What happened now is Apple changed things around that it can no longer crack the PIN - so either Apple patched the flaw that lead to the jailbreak, or fixed things that the injected app can't do the PIN search anymore. Thus the injected app only has the permissions a regular app has and access to whatever the OS allows it. Those are the limited "unencrypted" files. Likely it also cannot access the screen and thus you cannot answer the "App wants permission to access photos" dialogs as well to access photos.
No, all "content" is encrypted. It's the meta data (file sizes, folder structure) that is unencrypted.
Everything is encrypted at least with a key built into the CPU, and a key stored on the flash drive. The key on the flash drive means that the whole iPhone can be erased in a millisecond by erasing that key. _Most_ things use the passcode as an additional key.
Things that don't use the passcode are those that Apple wants to be available even if you don't unlock your phone. For example, you can _take_ photos without unlocking the phone, and those photos could be extracted until you unlock your phone and then they get encrypted. Photos taken while the phone is unlocked are encrypted immediately.
What I was getting at is that I thought GreyKey was still getting past the basic whole file system encryption, but that it was stymied getting to individual app files that had been encrypted until the app opened...
Nobody ever got past the encryption. People managed to find the passcode - and if you have the passcode then you can unlock the phone and access all the files on it.
Finding the passcode could be done in theory by trying out all passcodes. Apple prevents this or tries to prevent this by making you wait longer until you can try another passcode; more than an hour after ten attempts. Or you can set up your phone to erase everything after ten wrong attempts. _That_ protection is what they got around.
But you can protect your phone: Trying a passcode takes 80 milliseconds _even if you got around any protection that Apple puts into place_. With a 6 digit passcode, that's a million combinations, it takes 80ms times a million to try all combinations, that's a bit less than a day.
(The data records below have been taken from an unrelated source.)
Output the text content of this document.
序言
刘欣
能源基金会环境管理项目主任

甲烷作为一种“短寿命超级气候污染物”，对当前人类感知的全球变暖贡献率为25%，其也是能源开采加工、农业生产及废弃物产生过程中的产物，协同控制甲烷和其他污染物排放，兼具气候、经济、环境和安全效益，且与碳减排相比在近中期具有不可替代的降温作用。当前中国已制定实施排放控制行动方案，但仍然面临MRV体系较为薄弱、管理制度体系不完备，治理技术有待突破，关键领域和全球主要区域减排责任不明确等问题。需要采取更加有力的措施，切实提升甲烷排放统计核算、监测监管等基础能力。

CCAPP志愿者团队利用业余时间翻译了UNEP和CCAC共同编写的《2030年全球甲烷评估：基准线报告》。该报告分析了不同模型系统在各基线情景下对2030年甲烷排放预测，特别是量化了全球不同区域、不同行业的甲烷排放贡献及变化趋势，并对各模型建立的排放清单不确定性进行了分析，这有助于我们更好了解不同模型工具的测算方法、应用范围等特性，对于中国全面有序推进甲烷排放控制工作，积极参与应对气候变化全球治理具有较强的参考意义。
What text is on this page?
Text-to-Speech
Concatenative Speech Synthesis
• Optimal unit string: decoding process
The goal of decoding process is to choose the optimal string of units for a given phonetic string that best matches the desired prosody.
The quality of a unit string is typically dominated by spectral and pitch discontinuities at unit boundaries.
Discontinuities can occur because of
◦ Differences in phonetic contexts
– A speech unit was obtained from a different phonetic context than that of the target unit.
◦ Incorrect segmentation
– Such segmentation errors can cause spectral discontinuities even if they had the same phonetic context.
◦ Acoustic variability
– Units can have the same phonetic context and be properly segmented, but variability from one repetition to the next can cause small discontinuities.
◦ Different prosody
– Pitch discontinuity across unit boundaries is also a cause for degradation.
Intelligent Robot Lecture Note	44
So you take ten digits, or eight letters and digits, and nobody can get in in your life time, independent of what Apple is doing.
Of course what they are doing now makes sure that you cannot even crack a phone with a 4 digit code.
Fuck, man, how did you know about the wombats??? Are you working for them? They're INSIDE THE HOUSE now. I can hear them in the walls. Nobody believes me!!
https://www.eff.org/https-everywhere
Thanks, I wasn't sure just what GreyKey was doing. Then I guess the idea they could "access unencrypted files" is just totally wrong, as there are none without a filesystem...
"There is more worth loving than we have strength to love." - Brian Jay Stanley
I think the PIN/password is used to access the master key, which is kept in the Secure Element in the CPU silicon. The master key has far more possible values than the PIN - probably 256-bit. The Secure Element is presumably designed to make it impossible to directly extract the master key.
So, when iOS wants to decrypt the hard drive it first has to retrieve the master key using the PIN.
The right to protest the State is more sacred than the State.